Muchos piensan que la conversión es un momento puntual, un fogonazo de luz, una transición emotiva que marca la vida de una persona, el nacimiento a la fe. Sí, ese puede ser el arranque de una conversión, pero te diré que la conversión es un proceso, es un camino. Tiene un principio y tiene un fin. Una vez llegado al mismo, en ese culmen, algo se ha transformado en tu interior definitivamente.

Incialmente consideraba que la conversión del alma era un momento puntual en el que la mirada del alma se fijaba en Dios… más bien diría yo, inicialmente, descubre a Dios, y cautivada por Su luz, la vida cambia su aspecto por completo, se comprende el amor, se entiende -profundamente en tu interior y en  un conocimiento espiritual- que Dios es Amor….  Pero eso es sólo el primer paso, es la entrada a nuestra fortaleza espiritual, el hallazgo de un mundo interior fascinante, más vital e intenso que la propia vida… porque es la vida misma en su mejor cualidad lo que descubres al alcanzar el plano espiritual.

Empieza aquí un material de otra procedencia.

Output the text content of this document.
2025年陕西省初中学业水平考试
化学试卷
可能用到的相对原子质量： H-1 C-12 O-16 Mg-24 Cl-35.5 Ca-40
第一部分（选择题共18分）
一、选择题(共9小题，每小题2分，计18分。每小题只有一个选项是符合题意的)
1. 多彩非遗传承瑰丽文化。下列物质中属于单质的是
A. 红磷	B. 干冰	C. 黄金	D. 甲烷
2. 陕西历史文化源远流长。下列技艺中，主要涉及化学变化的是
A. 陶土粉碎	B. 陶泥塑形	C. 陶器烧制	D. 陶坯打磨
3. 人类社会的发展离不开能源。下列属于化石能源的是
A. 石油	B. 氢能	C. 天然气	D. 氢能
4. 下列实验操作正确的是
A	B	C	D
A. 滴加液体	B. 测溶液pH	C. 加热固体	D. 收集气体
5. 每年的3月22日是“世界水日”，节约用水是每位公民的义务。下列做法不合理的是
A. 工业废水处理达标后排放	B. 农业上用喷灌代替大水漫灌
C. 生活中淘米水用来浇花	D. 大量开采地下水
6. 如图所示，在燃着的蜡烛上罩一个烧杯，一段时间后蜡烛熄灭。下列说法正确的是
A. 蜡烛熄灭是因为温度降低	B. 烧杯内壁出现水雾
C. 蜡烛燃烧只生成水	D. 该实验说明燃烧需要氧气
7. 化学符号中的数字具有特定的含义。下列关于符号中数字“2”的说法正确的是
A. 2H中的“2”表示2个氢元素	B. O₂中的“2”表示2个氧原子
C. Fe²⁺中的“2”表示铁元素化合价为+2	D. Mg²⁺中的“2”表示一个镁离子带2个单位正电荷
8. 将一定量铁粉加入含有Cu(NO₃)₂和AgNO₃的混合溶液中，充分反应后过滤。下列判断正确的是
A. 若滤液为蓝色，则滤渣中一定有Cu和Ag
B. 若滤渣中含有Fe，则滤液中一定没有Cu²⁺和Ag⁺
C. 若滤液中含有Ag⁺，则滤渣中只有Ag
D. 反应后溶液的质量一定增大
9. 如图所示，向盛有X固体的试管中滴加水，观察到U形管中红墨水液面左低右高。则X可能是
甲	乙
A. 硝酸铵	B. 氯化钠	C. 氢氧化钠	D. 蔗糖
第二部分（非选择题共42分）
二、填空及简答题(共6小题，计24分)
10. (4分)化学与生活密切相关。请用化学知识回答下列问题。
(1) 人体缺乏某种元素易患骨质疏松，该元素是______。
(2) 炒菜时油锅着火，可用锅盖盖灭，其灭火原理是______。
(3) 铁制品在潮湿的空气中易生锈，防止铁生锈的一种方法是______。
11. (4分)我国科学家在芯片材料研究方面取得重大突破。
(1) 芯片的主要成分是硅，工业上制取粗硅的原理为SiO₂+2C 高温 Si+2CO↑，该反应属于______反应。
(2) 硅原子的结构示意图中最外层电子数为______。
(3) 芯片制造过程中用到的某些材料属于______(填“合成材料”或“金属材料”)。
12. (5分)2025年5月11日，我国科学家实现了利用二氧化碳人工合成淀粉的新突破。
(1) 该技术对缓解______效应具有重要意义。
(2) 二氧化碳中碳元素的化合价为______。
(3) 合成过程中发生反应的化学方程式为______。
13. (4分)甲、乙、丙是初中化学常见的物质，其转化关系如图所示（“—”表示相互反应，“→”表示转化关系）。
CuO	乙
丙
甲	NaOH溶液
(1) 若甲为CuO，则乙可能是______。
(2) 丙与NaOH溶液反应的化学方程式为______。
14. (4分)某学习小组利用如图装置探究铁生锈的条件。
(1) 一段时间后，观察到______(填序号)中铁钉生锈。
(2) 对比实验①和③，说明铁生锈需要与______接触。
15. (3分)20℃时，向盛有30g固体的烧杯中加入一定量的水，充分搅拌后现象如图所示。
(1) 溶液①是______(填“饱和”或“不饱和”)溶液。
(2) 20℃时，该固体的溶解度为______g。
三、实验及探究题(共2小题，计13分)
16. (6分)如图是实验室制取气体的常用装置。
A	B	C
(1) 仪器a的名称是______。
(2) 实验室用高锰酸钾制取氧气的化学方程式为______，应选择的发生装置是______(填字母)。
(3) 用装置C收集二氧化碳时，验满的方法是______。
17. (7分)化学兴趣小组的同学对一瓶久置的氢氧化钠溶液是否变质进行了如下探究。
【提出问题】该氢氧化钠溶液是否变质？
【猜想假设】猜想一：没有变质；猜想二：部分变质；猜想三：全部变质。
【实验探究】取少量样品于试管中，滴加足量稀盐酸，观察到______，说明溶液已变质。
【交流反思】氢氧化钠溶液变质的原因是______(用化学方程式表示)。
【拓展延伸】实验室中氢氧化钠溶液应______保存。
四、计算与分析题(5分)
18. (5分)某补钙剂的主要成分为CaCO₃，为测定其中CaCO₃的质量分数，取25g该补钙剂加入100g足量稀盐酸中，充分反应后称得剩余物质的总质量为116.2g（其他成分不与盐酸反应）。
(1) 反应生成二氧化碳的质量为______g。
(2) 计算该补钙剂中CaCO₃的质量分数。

Pero insisto, este descubrimiento es sólo el primer paso. Lo que queda por delante es mucho más que ese emotivo e intenso primer atisbo… ¡Has de conquistar tu alma!, y eso supone avanzar y vencer múltiples obstáculos… sólo cuando llegas al bastión central, el alma podrá ser completamente entregada a Dios… y es sólo entonces cuando  la conversión se ha completado.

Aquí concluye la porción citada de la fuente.